“The FTX collapse is an expensive ad for Bitcoin,” said former MicroStrategy CEO and bitcoin (BTC) bull Michael Saylor.
In a tweet on Monday, Saylor argued that the only future for the crypto industry that is actually viable is “registered digital assets trading on regulated digital exchanges.”
He shared these comments in light of the FTX disastrous collapse. In an interview with Yahoo Finance, Saylor compared the now-former FTX CEO Sam Bankman-Fried (SBF) to Jordan Belfort, aka 'The Wolf of Wall Street' – an American entrepreneur and former stockbroker who, in 1999, pleaded guilty to fraud and related crimes in connection with stock-market manipulation and running a boiler room as part of a penny-stock scam.
As reported, FTX filed for Chapter 11 bankruptcy late last week.
In this interview, Saylor said that,
“The collapse of FTX and FTT [the exchange’s native token] represents a corrupt crypto bank collapse, fueled by an inflationary fiat cryptocurrency.”
He went on to argue that the vast majority of cryptocurrencies currently in existence are unregistered securities, backed by nothing, trading on unregulated exchanges, which are often based offshore. These, he said, are like fiat currencies. Proof-of-stakes (PoS) tokens, too, are backed by nothing, Saylor added. Notably, Ethereum (ETH) famously transitioned to the PoS mechanism.
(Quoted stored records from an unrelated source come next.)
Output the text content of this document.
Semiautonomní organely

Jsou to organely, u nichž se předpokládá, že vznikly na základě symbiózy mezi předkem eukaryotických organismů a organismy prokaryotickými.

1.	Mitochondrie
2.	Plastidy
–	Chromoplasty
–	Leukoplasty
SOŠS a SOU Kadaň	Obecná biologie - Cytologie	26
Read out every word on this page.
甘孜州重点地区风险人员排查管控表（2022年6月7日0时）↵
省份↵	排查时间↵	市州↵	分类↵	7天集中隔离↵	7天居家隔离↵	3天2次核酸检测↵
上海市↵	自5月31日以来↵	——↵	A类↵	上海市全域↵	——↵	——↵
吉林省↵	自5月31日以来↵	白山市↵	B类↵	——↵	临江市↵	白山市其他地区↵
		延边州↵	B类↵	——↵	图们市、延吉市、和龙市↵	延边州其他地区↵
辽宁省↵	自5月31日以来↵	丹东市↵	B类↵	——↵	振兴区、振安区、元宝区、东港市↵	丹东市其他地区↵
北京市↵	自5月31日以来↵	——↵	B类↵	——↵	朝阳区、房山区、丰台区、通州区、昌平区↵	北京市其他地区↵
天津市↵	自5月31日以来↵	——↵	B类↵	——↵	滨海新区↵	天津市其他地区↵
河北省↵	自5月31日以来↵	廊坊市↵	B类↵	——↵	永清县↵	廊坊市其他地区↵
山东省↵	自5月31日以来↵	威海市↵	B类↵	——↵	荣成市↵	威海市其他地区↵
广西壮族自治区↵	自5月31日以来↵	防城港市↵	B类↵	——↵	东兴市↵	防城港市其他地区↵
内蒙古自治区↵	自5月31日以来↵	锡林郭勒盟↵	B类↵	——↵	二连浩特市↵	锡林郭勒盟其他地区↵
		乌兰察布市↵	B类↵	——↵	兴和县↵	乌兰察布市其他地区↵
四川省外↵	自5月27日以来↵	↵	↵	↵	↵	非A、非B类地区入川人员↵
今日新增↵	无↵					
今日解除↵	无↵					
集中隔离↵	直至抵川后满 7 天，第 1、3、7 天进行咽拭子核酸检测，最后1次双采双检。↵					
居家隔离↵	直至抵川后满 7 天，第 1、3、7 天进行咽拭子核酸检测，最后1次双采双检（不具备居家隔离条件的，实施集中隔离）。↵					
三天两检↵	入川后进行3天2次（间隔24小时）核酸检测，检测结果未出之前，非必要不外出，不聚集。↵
Therefore, he said, referring back to the FTX fall,
“This is simply a very expensive lesson for the crypto ecosystem and [on] the difference between crypto and bitcoin. This is going to be really helpful for bitcoin, because this is an educational moment and people are realizing the benefits of buying a cryptoasset that’s backed by the world’s most powerful computing network.”